Alla luce di tutto, come concludere questa analisi? Direi nell'unica maniera possibile, con la constatazione di quanto Kafka abbia "aggiunto" alla nostra percezione del reale e della letteratura. L'altra sera pensavo a un articolo che ho letto, firmato da Jorge Luis Borges. Borges cita molto brevemente una lista di autori che sono in qualche maniera avvicinabili a Kafka, e che attraverso lui si arricchiscono di una nuova chiave di lettura, più completa. Anche lui cita Zenone e suoi paradossi, poi cita un prosatore cinese del secolo IX, Han Yu; poi ancora Kierkegaard, Léon Bloy, Lord Dunsany. E osserva per ognuno un'affinità col mondo oscuro di Kafka, con l'acuto rapporto che si instaura nella sua opera tra razionalità e sentimento dell'irrazionale, tra il tentativo umano di arrivare a qualcosa e l'impossibilità di farlo. E poi conclude con una meravigliosa osservazione, che spiega come mai perché, e fino a che punto, l'opera di Kafka è secondo me un vero capolavoro:

"Se non erro, gli eterogenei testi che ho enumerato somigliano a Kafka; se non erro, non tutti si somigliano tra loro. Quest'ultimo fatto e' il piu' significativo. In ciascuno di quei testi c'e' la idiosincrasia di Kafka, in grado maggiore o minore, ma se Kafka non avesse scritto, non la avvertiremmo; vale a dire che non esisterebbe".

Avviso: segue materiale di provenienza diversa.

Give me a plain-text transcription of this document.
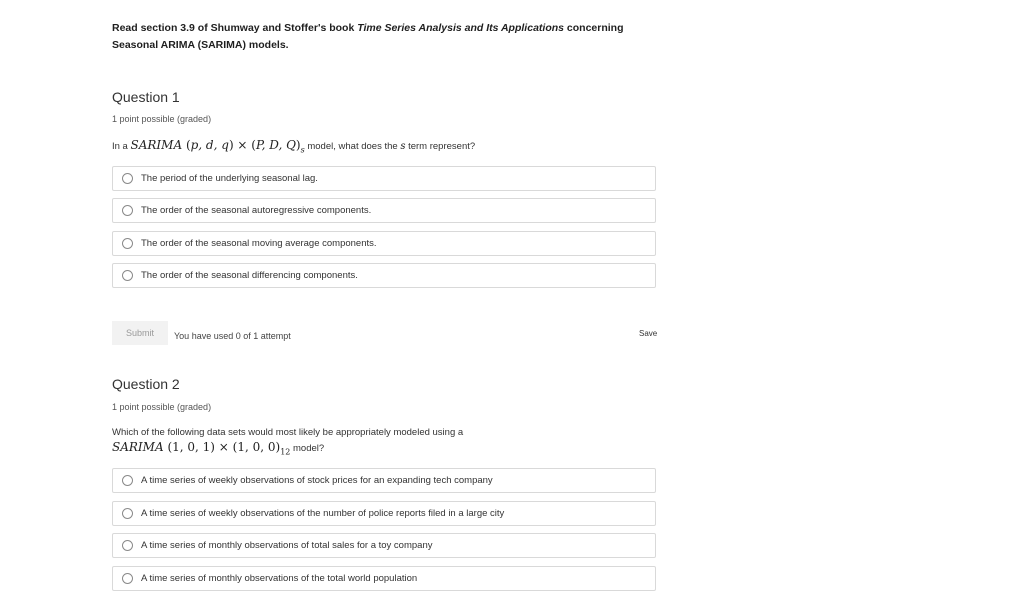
Read section 3.9 of Shumway and Stoffer's book Time Series Analysis and Its Applications concerning Seasonal ARIMA (SARIMA) models.
Question 1
1 point possible (graded)
In a SARIMA (p, d, q) × (P, D, $Q)_s$ model, what does the s term represent?
The period of the underlying seasonal lag.
The order of the seasonal autoregressive components.
The order of the seasonal moving average components.
The order of the seasonal differencing components.
Submit	You have used 0 of 1 attempt	Save
Question 2
1 point possible (graded)
Which of the following data sets would most likely be appropriately modeled using a
SARIMA (1, 0, 1) × (1, 0, $0)_{12}$ model?
A time series of weekly observations of stock prices for an expanding tech company
A time series of weekly observations of the number of police reports filed in a large city
A time series of monthly observations of total sales for a toy company
A time series of monthly observations of the total world population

A mio avviso qui Borges riesce a sintetizzare in poche righe un sentimento credo diffuso tra i lettori di Kafka: che dopo di lui, niente si può più leggere allo stesso modo. Come nessuna architettura può essere più guardata allo stesso modo dopo aver osservato i giochi sulle geometrie assurde nei quadri di Esher, e come, probabilmente, nessun matematico può guardare allo stesso modo la geometria classica dopo essere approdato alle geometrie non-euclidee.
Sì, Kafka mi piace davvero.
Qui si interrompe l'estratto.